Thursday, April 19, 2012

Governance is hard

Before our new Council was elected, two Bowen Island residents, Wolfgang Duntz and Richard Underhill, took the municipality to court over a complaint they had about undue process.  They claimed that Council had not given proper notice of documents related to the approval of the Official Community Plan, and they sought an injunction against the implementation of the plan.  The injunction was dismissed, because, well, it wasn't substantive.  Many islanders in fact argued that it was malicious, while others said that if the municipality is not following their own procedures it serves them right to be taken to court.

Now it turns out that Wolfgang Duntz later ran for and was elected to Council (in fact he sat on Council while the action he was pursuing against Council was unresolved and while the Court was ruling on how the costs would be handled, a decision that has ended up costing the municipality - the one Duntz is a Councillor for - incurring a bill in the tens of thousands of dollars).

But governance is hard and it turns out that in an effort to help deal with the green waste that is generated on Bowen, Councillor's Duntz's Council may have in fact done exactly the same thing again.  They made a decision without proper process being followed that runs counter to the concerns of many neighbours.  And they made this decision even as Underhill and Duntz's action was still being settled.

I'll give them the benefit of the doubt.  Governance is a tricky thing to get right and I don't think as a community we can defend ourselves from court challenges every time a process is not exactly followed to the letter.  On the other hand it will be interesting to see what those who brayed for blood before the election have to say now.

I think the proper course of action is for the Council to talk to the local neighbours, and reintroduce their motion using proper process.  That way every one gets a good hearing and the decision gets made properly.  What do you think they should do?

1 comment:

  1. It seems to be the SOP of the current world, being played out in microcosm in our back yard.
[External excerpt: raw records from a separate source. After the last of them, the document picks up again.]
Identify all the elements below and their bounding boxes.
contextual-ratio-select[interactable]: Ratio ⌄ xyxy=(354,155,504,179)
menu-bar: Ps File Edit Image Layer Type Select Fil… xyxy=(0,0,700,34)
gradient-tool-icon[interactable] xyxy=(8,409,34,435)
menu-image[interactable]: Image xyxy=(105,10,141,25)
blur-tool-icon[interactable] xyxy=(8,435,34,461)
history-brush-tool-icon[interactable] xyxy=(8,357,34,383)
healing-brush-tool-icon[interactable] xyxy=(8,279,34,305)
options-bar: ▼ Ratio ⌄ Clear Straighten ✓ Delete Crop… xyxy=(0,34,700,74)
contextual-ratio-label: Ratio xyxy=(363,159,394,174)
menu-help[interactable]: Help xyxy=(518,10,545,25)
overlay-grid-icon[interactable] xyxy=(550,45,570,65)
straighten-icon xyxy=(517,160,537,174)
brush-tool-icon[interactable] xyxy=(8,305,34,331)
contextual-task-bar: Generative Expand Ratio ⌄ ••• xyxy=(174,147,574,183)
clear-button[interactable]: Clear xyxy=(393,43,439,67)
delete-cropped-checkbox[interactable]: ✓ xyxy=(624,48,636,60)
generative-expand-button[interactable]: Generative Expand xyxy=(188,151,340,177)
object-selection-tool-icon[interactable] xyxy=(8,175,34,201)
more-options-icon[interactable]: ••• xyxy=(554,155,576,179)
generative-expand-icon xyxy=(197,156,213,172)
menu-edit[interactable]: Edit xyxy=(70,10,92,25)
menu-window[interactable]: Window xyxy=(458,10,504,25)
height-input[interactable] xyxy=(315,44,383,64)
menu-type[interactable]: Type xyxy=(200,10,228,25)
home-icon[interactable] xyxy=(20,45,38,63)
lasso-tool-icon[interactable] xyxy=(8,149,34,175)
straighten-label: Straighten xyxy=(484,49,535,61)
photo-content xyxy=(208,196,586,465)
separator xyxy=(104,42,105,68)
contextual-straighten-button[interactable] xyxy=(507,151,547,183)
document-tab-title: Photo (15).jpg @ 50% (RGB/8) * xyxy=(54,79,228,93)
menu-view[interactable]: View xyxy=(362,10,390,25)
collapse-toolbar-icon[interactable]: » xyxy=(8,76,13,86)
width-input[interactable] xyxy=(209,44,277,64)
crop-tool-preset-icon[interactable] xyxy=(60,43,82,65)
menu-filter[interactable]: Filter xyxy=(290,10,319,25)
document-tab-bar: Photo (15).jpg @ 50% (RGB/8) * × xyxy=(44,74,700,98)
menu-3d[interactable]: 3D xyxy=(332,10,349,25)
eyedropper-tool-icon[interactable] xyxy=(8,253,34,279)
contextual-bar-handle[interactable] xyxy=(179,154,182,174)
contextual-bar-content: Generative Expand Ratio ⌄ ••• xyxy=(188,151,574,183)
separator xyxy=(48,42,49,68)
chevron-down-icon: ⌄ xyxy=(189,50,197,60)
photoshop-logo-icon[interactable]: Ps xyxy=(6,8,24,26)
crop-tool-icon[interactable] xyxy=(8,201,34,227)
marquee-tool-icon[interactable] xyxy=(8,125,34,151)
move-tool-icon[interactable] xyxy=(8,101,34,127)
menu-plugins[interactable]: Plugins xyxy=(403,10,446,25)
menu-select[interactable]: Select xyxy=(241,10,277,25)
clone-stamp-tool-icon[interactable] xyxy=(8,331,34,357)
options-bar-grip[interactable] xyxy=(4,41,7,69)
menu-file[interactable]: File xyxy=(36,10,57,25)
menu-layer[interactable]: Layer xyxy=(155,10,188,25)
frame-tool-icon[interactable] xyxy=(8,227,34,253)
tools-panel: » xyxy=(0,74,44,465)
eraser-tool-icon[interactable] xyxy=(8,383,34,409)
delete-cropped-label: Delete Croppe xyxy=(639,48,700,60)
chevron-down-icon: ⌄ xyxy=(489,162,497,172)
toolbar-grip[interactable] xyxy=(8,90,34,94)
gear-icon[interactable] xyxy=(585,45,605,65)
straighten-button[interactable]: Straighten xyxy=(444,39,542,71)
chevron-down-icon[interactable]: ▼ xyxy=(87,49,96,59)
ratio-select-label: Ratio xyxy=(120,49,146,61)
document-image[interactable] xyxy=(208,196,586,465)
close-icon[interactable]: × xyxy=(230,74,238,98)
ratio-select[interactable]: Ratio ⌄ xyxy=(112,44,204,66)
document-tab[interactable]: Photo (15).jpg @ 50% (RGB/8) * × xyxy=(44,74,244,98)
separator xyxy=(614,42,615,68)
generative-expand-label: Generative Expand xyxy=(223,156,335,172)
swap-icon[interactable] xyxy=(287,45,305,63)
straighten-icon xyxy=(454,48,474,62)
Process is hard. Why the process is hard is because of the worse mess that happens when you short-cut the process. People who want to achieve their goals get frustrated and clever, and try and game the process to improve the chance that their goals will be achieved, which introduces new, unwritten rules to the game. And so it goes. Instead of the spirit of an agreement, everyone pores over the letter of the agreement, to figure out how to spin it so that their “opposition” has to give in to the demands. This gets more machiavellian, until hundreds of pages and dozens of hours are spent simply trying to understand all the implications of what’s on the table.

    There is, to any reasonable degree, an extreme rarity of spirit buried under a huge overburden of letter in all of our society’s processes. ANd this overhead is what is crushing us, communities, people, causes.

    My $0.02 worth, rounded up to a nickel, as we no longer have that currency to slap down. Unless you’re willing to offer me a credit account… but then a bureaucracy will have to be created to manage that.